Toute action de facilitation est déterminante, notamment dans le cas des clauses d'insertion, qui ont été au départ imposée aux entreprises. Le témoignage d'Erika Maillot, responsables RH dans le BTP a mis en évidence, l'importance de la présence de facilitateur mais aussi de référent clause sociale dans les entreprises. Si la mise en œuvre des clauses est une mission de service public (le facilitateur, personne garante de l'exécution des clauses d'insertion est souvent rattaché à une collectivité, un PLIE…), la présence d'un référent dans les EC est un atout majeur.

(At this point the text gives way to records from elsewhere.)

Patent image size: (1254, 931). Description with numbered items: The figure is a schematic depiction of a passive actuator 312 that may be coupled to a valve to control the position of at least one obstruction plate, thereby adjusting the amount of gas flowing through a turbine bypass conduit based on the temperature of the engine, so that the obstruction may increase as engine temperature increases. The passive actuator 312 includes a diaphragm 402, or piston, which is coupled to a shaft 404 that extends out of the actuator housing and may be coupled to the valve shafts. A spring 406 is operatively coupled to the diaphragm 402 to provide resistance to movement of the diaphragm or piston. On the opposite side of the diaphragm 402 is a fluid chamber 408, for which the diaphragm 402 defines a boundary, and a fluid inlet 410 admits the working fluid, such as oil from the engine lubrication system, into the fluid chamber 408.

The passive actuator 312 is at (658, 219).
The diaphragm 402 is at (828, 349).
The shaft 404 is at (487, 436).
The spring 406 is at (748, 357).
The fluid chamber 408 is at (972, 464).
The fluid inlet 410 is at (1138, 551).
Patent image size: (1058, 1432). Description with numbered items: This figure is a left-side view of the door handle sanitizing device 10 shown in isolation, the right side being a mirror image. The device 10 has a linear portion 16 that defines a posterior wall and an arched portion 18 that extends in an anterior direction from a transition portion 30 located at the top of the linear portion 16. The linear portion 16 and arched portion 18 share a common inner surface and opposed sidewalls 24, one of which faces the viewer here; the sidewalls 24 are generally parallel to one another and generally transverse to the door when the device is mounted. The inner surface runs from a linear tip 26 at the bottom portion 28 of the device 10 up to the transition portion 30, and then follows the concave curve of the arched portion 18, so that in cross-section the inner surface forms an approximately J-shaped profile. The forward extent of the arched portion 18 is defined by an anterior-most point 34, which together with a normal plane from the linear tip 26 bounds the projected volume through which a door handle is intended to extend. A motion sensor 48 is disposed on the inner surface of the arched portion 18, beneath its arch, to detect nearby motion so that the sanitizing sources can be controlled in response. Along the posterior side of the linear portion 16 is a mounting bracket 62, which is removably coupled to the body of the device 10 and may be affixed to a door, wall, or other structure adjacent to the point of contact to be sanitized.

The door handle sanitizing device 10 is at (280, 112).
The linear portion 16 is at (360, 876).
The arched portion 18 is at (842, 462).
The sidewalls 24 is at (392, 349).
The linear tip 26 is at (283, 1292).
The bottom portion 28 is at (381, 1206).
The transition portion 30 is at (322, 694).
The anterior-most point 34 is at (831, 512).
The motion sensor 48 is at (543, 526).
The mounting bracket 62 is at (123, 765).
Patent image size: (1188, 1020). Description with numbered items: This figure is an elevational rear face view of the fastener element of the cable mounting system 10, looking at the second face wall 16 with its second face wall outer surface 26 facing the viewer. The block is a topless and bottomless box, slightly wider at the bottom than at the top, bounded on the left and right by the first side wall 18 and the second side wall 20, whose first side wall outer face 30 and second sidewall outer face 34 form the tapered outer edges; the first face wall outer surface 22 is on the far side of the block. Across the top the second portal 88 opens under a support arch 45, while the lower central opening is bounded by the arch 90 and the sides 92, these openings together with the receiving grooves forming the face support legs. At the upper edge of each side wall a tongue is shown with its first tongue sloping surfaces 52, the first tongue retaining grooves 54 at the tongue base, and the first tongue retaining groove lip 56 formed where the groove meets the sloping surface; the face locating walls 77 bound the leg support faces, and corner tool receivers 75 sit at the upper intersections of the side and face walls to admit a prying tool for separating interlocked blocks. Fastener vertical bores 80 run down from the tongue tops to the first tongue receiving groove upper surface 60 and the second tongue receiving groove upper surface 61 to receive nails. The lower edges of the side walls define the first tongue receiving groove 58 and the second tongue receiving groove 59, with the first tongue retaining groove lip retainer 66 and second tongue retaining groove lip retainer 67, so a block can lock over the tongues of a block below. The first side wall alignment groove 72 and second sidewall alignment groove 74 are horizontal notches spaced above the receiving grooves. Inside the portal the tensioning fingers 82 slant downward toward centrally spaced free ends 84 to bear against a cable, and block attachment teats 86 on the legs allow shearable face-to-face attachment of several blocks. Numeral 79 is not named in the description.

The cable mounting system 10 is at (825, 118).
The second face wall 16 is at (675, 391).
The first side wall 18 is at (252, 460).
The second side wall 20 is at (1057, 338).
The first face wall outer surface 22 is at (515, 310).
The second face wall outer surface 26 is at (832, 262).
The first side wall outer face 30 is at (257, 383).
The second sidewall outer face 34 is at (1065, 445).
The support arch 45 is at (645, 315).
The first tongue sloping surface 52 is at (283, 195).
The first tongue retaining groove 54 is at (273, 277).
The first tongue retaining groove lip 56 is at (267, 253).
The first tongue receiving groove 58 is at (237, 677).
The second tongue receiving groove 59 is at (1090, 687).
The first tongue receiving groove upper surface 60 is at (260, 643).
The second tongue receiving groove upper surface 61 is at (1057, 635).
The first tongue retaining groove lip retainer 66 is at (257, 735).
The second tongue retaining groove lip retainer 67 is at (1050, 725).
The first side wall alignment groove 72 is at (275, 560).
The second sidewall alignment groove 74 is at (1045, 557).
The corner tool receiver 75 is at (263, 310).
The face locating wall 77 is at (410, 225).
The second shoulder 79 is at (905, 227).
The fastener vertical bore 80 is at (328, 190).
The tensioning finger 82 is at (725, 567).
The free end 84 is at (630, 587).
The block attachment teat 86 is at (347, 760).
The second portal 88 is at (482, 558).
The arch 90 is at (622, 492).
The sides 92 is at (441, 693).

A l'interne, ces référents clauses permettent d'apporter de la fluidité, de rassurer les chefs de chantiers, pour lesquels de prime abord insertion signifie « retard sur les chantiers ».

 

La vision a changé mais la route est encore longue, cependant plusieurs leviers peuvent être activés dans les entreprises : en interne avoir des référents, des tuteurs, préparer les salariés à l’emploi. Mais il n'est pas interdit d'imaginer aussi des leviers externes avec d’autres manières de se rapprocher des SIAE, en travaillant ces questions avec les écoles d'ingénieurs, en sensibilisant les RH des grandes entreprises…

 

 

Karine Tourné Languin, Sociologue

 

 

Et vous ?

D'autres idées de leviers pour rapprocher SIAE et EC ? Et améliorer l'organisation des clauses sur les territoires où les structures sont en difficultés ?

Sinon, dans votre milieu professionnel, vous reconnaissez plutôt quel type de convention ?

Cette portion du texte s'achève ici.